Product Hunt–style comments (not star reviews)
  • No comments yet — start the thread.
general reviews

Ratings

4.561 reviews
  • Carlos Mensah· Dec 24, 2024

    remember reduced setup friction for our internal harness; good balance of opinion and flexibility.

  • Ava Martin· Dec 24, 2024

    remember has been reliable in day-to-day use. Documentation quality is above average for community skills.

  • Meera Martin· Dec 20, 2024

    Registry listing for remember matched our evaluation — installs cleanly and behaves as described in the markdown.

  • Harper Menon· Dec 16, 2024

    We added remember from the explainx registry; install was straightforward and the SKILL.md answered most questions upfront.

  • Meera Chen· Dec 16, 2024

    remember reduced setup friction for our internal harness; good balance of opinion and flexibility.

  • Li Bhatia· Nov 15, 2024

    We added remember from the explainx registry; install was straightforward and the SKILL.md answered most questions upfront.

  • Alexander Thompson· Nov 15, 2024

    Solid pick for teams standardizing on skills: remember is focused, and the summary matches what you get after install.

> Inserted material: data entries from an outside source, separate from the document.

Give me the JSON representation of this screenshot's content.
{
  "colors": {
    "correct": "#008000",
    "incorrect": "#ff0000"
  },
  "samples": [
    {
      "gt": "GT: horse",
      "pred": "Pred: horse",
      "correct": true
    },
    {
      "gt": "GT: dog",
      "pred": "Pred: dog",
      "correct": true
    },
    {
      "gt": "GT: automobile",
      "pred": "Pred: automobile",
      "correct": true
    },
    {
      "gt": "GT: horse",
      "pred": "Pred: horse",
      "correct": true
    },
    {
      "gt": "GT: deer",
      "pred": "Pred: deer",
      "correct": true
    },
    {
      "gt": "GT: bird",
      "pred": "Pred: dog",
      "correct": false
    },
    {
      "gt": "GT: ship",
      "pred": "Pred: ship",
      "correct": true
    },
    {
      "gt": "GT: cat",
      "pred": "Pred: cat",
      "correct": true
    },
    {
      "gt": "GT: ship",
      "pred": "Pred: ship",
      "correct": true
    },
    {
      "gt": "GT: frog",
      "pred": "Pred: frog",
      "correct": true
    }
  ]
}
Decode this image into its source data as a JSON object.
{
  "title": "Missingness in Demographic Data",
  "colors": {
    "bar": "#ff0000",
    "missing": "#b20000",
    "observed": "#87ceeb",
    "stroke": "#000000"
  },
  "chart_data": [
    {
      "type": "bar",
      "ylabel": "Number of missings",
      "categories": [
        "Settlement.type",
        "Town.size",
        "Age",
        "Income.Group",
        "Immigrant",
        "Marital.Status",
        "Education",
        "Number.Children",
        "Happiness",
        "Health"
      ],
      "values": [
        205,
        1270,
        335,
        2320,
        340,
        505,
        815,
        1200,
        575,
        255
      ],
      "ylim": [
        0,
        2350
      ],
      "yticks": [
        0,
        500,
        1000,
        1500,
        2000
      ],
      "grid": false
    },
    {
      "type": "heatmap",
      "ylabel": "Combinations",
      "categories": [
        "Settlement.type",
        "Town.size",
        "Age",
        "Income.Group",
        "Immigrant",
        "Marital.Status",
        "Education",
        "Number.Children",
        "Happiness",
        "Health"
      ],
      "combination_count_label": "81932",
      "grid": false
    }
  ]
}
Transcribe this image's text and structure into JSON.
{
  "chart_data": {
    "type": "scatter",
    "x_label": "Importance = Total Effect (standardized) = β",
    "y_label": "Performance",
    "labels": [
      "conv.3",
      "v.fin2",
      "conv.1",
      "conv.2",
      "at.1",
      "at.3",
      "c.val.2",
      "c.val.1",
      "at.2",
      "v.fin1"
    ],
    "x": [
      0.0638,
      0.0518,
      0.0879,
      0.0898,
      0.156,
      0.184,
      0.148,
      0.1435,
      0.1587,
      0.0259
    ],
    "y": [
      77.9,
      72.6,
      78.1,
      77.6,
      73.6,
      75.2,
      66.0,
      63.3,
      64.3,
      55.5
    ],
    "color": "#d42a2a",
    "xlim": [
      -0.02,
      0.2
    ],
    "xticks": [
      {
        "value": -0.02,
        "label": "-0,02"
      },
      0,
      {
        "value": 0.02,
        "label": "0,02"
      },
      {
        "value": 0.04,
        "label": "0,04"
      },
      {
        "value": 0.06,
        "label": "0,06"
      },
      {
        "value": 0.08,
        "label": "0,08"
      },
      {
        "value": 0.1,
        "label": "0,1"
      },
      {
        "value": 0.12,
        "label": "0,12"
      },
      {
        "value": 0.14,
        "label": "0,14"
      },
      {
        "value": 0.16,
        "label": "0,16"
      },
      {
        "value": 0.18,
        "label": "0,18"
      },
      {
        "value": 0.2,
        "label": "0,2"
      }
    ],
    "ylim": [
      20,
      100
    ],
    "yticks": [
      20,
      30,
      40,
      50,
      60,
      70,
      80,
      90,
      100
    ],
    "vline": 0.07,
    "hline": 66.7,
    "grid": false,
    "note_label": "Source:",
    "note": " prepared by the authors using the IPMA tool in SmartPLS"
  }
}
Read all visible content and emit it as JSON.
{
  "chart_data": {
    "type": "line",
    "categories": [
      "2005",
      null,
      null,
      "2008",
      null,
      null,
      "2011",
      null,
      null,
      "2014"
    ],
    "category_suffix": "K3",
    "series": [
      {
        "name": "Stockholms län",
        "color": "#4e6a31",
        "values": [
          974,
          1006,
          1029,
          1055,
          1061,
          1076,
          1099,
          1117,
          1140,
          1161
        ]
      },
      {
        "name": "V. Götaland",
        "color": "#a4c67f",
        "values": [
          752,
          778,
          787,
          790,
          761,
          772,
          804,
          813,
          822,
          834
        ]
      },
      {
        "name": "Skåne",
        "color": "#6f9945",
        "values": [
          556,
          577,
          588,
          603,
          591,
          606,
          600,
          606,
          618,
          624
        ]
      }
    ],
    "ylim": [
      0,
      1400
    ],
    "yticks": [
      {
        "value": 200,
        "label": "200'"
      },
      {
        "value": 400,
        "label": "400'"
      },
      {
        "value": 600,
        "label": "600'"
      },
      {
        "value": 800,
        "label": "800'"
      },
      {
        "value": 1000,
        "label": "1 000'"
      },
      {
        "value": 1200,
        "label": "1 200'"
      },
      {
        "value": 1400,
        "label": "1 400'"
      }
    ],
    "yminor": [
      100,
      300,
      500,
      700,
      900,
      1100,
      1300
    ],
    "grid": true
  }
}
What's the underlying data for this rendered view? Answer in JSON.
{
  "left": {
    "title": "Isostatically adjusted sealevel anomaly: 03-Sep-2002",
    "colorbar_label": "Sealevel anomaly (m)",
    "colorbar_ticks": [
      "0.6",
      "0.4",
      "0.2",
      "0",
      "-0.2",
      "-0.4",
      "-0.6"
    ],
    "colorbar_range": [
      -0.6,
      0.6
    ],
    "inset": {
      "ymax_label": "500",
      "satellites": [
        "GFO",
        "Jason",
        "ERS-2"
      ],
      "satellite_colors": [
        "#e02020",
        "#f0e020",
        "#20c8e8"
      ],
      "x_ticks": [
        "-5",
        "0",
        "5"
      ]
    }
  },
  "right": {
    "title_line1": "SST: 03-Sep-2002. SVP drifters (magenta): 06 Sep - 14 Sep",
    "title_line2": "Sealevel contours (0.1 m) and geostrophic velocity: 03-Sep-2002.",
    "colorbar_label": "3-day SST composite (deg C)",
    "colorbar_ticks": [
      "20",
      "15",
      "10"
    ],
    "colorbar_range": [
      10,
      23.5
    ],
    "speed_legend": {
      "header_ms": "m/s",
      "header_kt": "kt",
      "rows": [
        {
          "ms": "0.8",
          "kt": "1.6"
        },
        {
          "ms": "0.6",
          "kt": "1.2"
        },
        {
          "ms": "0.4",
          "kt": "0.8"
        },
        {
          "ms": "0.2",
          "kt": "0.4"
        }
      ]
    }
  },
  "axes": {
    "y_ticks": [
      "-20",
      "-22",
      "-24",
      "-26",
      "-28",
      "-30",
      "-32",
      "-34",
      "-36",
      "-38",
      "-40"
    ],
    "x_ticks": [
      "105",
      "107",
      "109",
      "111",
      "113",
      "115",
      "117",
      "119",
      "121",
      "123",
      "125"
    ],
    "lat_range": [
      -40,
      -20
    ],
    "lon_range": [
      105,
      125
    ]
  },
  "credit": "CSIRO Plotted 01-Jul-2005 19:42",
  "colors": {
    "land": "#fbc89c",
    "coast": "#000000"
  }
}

  • Rahul Santra· Nov 11, 2024

    Useful defaults in remember — fewer surprises than typical one-off scripts, and it plays nicely with `npx skills` flows.

  • Harper Robinson· Nov 7, 2024

    remember reduced setup friction for our internal harness; good balance of opinion and flexibility.

  • Li Agarwal· Nov 7, 2024

    We added remember from the explainx registry; install was straightforward and the SKILL.md answered most questions upfront.